Марна немного подумала, а потом только кивнула головой. Какое дело ей теперь было до имени, если их сын не был дочерью?
— Достойное имя, — согласилась она. — Мне нравится.
— Да он же рыженький! Вы только гляньте на его пушок! — Глеб подошел чуть ближе и взглянул на своего племянника.
Иттан обняла Марну за талию, и все они вчетвером рассмеялись, и у всех четверых глаза были на мокром месте.
— У него уже растет достойная ему невеста с черной косой, — добавила Иттан, намекая на свою дочь, на Тору.
— Но они же родственниками будут! — воскликнула княгиня, и все трое посмотрели на нее вопросительно. — Ах, ну да…
В тот день в крепости был устроен пир на широкую ногу, и все жители крепости танцевали и ели до упаду. Любава приглянулась Николке, и они уже второй час не отходили друг от друга, а после просили княгиню благославить их на брак.
— Что же, вот и ждите до сваточной недели, — Марна забавлялась над детьми, покачивая на руках маленького Святослава. — А пока работы слишком много в крепости.
На деле Марну смущала вовсе не работа, а возраст Любавы и Николки, им не было и пятнадцати.
Так Марна и жила всю зиму, а затем и весну, купаясь в любви своего мужа и своей любви к маленькому Святославу, который рос здоровым и улыбчивым. Княжеские дела затягивали Марну. Теперь, кроме того, что она была матерью, Марне приходилось решать дела своих подданных, судить их и решать их раздоры. Закончились постройки двух храмов, стоящих бок о бок, — христианского и языческого, и никто не смел опорочить их. Таков был наказ княгини — жить в мире и уважать богов, даже если были они чужими. Сама Марна ходила и в тот, в другой.
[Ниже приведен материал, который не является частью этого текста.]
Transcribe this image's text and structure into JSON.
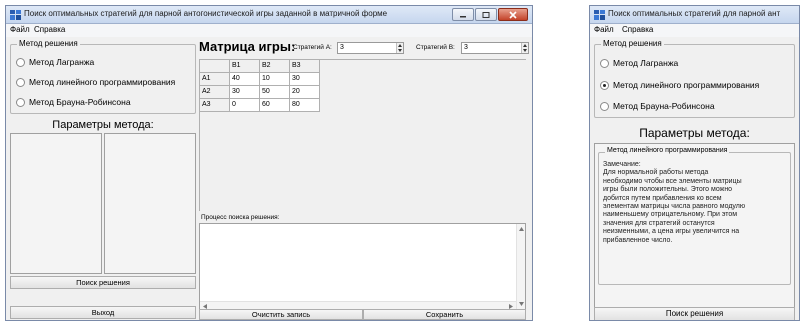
{
  "left_window": {
    "title": "Поиск оптимальных стратегий для парной антогонистической игры заданной в матричной форме",
    "menu": [
      "Файл",
      "Справка"
    ],
    "method_group": {
      "legend": "Метод решения",
      "options": [
        "Метод Лагранжа",
        "Метод линейного программирования",
        "Метод Брауна-Робинсона"
      ],
      "selected": "none"
    },
    "params_title": "Параметры метода:",
    "search_button": "Поиск решения",
    "exit_button": "Выход",
    "matrix_title": "Матрица игры:",
    "strategy_a_label": "Стратегий А:",
    "strategy_a_value": "3",
    "strategy_b_label": "Стратегий В:",
    "strategy_b_value": "3",
    "matrix": {
      "columns": [
        "B1",
        "B2",
        "B3"
      ],
      "rows": [
        {
          "label": "A1",
          "values": [
            "40",
            "10",
            "30"
          ]
        },
        {
          "label": "A2",
          "values": [
            "30",
            "50",
            "20"
          ]
        },
        {
          "label": "A3",
          "values": [
            "0",
            "60",
            "80"
          ]
        }
      ]
    },
    "process_label": "Процесс поиска решения:",
    "clear_button": "Очистить запись",
    "save_button": "Сохранить"
  },
  "right_window": {
    "title": "Поиск оптимальных стратегий для парной ант",
    "menu": [
      "Файл",
      "Справка"
    ],
    "method_group": {
      "legend": "Метод решения",
      "options": [
        "Метод Лагранжа",
        "Метод линейного программирования",
        "Метод Брауна-Робинсона"
      ],
      "selected": "Метод линейного программирования"
    },
    "params_title": "Параметры метода:",
    "lp_group_legend": "Метод линейного программирования",
    "note_lines": [
      "Замечание:",
      "Для нормальной работы метода",
      "необходимо чтобы все элементы матрицы",
      "игры были положительны. Этого можно",
      "добится путем прибавления ко всем",
      "элементам матрицы числа равного модулю",
      "наименьшему отрицательному. При этом",
      "значения для стратегий останутся",
      "неизменными, а цена игры увеличится на",
      "прибавленное число."
    ],
    "search_button": "Поиск решения"
  },
  "colors": {
    "accent_title": "#c6d6ee",
    "close_button": "#c3432a",
    "window_bg": "#f0f0f0"
  }
}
И если в первом, в языческом, всегда толпились словене и собирались для важных разговоров, то во втором никого не бывало кроме нее самой и Димитрия.
— Райан был бы счастлив быть здесь, — как-то сказал Димитрий, когда она зашла к нему во время службы.
— Наверное, отчасти для него я и сделала это… но что теперь? Он женился на другой.
— Княгиня чувствует себя виноватой? — дружелюбно спросил монах. — Помолись, и станет легче.
— Я и не знаю, какому богу молиться и верую ли я вообще, — Марна поникла. — Хотя то, что произошло со мной, не может быть ничем иным, как проделкой кого-то свыше.
— О чем это ты?
Но Марна только отмахнулась, будто сказала глупость.
— Недавно ко мне стала приходить маленькая девочка, ее зовут Ольга, — поведал ей монах. — Она так прониклась моими рассказами о Господе, что просила крестить ее.